Former MHS Basketball Players Shooting for College Hoops Dreams

Jake Hughes attempts to dunk. 

The only sound that emanated from the Malibu High School gym one early afternoon last week was the dribble of a basketball followed by a swoosh of nylon.

Former Malibu High basketball player and 2018 MHS graduate Jake Hughes worked on his craft all alone. He splashed three-pointers, knocked down foul shots and, to close his 75-minute workout, attempted slam-dunks. 

With every dribble and shot made Hughes, a sharp-shooting forward on the Sharks hoops squad the past few seasons, hopes he gets closer to his dream of joining the basketball team at Westmont College in Santa Barbara this fall. 

The soon-to-be college freshman said when he is alone with the hoop, either at MHS, Pepperdine’s Firestone Fieldhouse or at home, a myriad of things dribble through his head, but he is at peace. 

“It’s a getaway from life, so to speak,” Hughes said. “It’s also fun. Sometimes there is no other place I’d rather be than in the gym listening to music and shooting [a] basketball.” 

The 18-year-old is not the only graduate from Malibu’s 2017-18 boys basketball team working on shooting, ball handling and other hoops skills in hopes of snagging a walk-on, nonathletic scholarship spot on the basketball team at the college he will attend this coming school year.

David Hudson wants to join the basketball team at Santa Monica College in Santa Monica.

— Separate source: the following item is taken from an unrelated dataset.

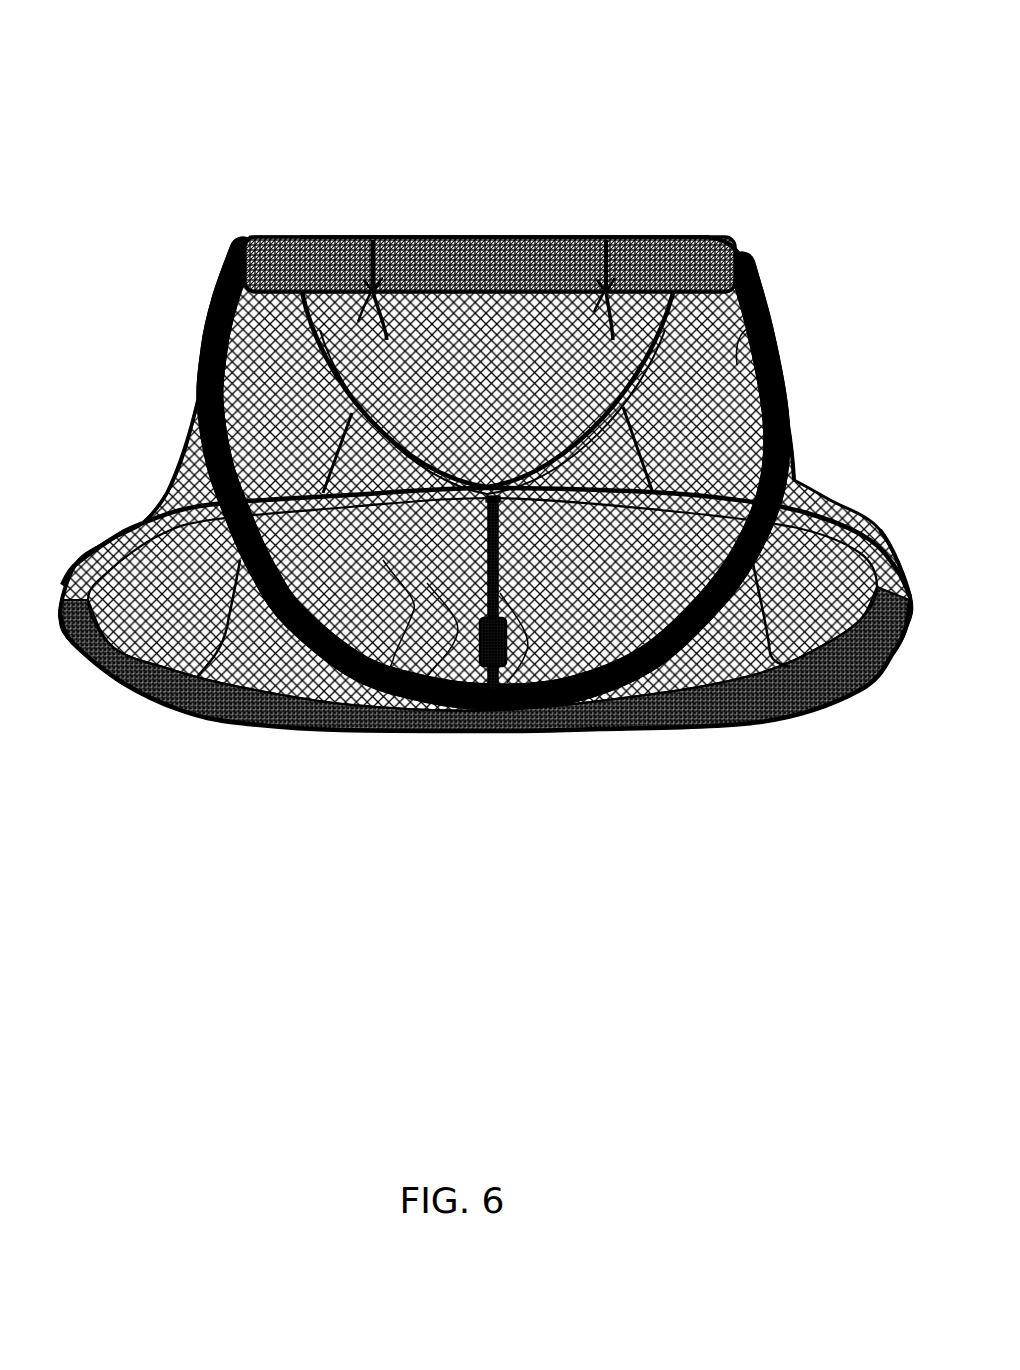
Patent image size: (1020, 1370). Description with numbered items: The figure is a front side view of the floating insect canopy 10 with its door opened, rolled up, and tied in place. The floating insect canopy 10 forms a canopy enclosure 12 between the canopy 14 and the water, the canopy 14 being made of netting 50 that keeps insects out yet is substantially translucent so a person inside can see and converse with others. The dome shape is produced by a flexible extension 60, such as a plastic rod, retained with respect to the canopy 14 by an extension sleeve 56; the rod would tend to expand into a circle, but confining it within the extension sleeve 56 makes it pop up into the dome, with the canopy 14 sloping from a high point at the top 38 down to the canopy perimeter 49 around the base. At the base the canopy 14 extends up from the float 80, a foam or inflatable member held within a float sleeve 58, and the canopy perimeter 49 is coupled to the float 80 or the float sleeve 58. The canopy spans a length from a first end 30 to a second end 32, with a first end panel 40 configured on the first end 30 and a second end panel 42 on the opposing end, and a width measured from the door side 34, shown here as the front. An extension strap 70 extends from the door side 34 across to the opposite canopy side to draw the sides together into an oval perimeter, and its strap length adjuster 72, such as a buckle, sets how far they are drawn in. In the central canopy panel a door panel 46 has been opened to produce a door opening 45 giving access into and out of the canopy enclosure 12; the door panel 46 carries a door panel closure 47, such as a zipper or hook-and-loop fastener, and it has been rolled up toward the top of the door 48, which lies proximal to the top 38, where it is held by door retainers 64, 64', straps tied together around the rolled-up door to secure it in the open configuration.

Dylan Hicks is shooting for a spot on the lineup at Pierce College in Woodland Hills. Anthony Chandrasena is working to join the squad at High Point University in North Carolina.

Malibu head coach Richard Harris said he is happy the quartet, all contributors to the Sharks’ successful season, have a shot at playing basketball beyond high school.

“It’s the best thing I can imagine as a coach,” he said. “Them having a chance to play at the next level is quite a compliment for our program.” 

The four have played pickup basketball together or trained alone at local gyms and locations outside Malibu since their high school careers closed. 

Hughes’ chase to be a member of the Westmont Warriors basketball team began last fall when he participated in a prospect camp at the college with 20 other basketball players. He stayed in contact with Warriors coaches throughout his high school season. In April, when Hughes decided he would attend Westmont as a student, his father met with one of the basketball coaches, who said the younger Hughes had a chance to walk onto the basketball team this upcoming season. 

As a result, Hughes’ summer plans include a lot of basketball and weight training.

“[My plan is to] get better, but also bigger, faster and stronger,” he said. “It’s a little nerve racking because I don’t for sure have a spot, so I can’t take this summer off. I have to keep working for it.”

Hicks is spending time practicing with the team at Pierce College, and Chandrasena has already moved to North Carolina. Harris said a member of High Point’s coaching staff told him they are excited to have the former Malibu point guard try out for the team. 

Hudson’s pursuit of a spot on the Santa Monica College basketball team’s roster led him to enroll in a basketball class at the college this summer. The Monday-to-Thursday sessions feature Hudson and other players either on the SMC team or looking to get placed on the squad playing ball for at least two hours each evening.

Hudson said the basketball class, basically a four-day-a-week tryout for the SMC squad, has been going well but is a challenge. 

“The reality is I’m still 17, but I have been going against grown men, some guys there [are] 24,” he said. “I have to get stronger and better to compete in college. It’s nice playing against actual college players, though.”

Hudson said his jump shot has improved since Malibu’s season ended. He wants to tighten has ball handling skills and become better at making layups over tall and athletic opponents.

The guard said he loves basketball and doesn’t want to pick up his dribble anytime soon. 

“I used to think if I don’t go pro there is no point in playing, but later on when I got older I thought even if I don’t make it that far, I always want to be able to play,” Hudson said. “Taking it to the next level would be a big accomplishment for me.”

Hudson said Hicks, Hughes and Chandrasena have all been working hard to be better players.

“We always encourage each other when we see each other at the gym,” he said. “We help each other improve.”

Harris said he told Chandrasena to focus on being a point guard to minimize mistakes and told Hughes, the owner of the most threes made in Sharks hoops history, to exploit his positives on the floor—being a great shooter. The coach directed Hudson to be an aggressive rebounder because he is talented at corralling missed shots. 

Hughes said he and his former teammates are driven to excel on the court.

“We all want to play next year,” he said. “We hold each other to high standards. It’s fun to know we are chasing after the same thing.”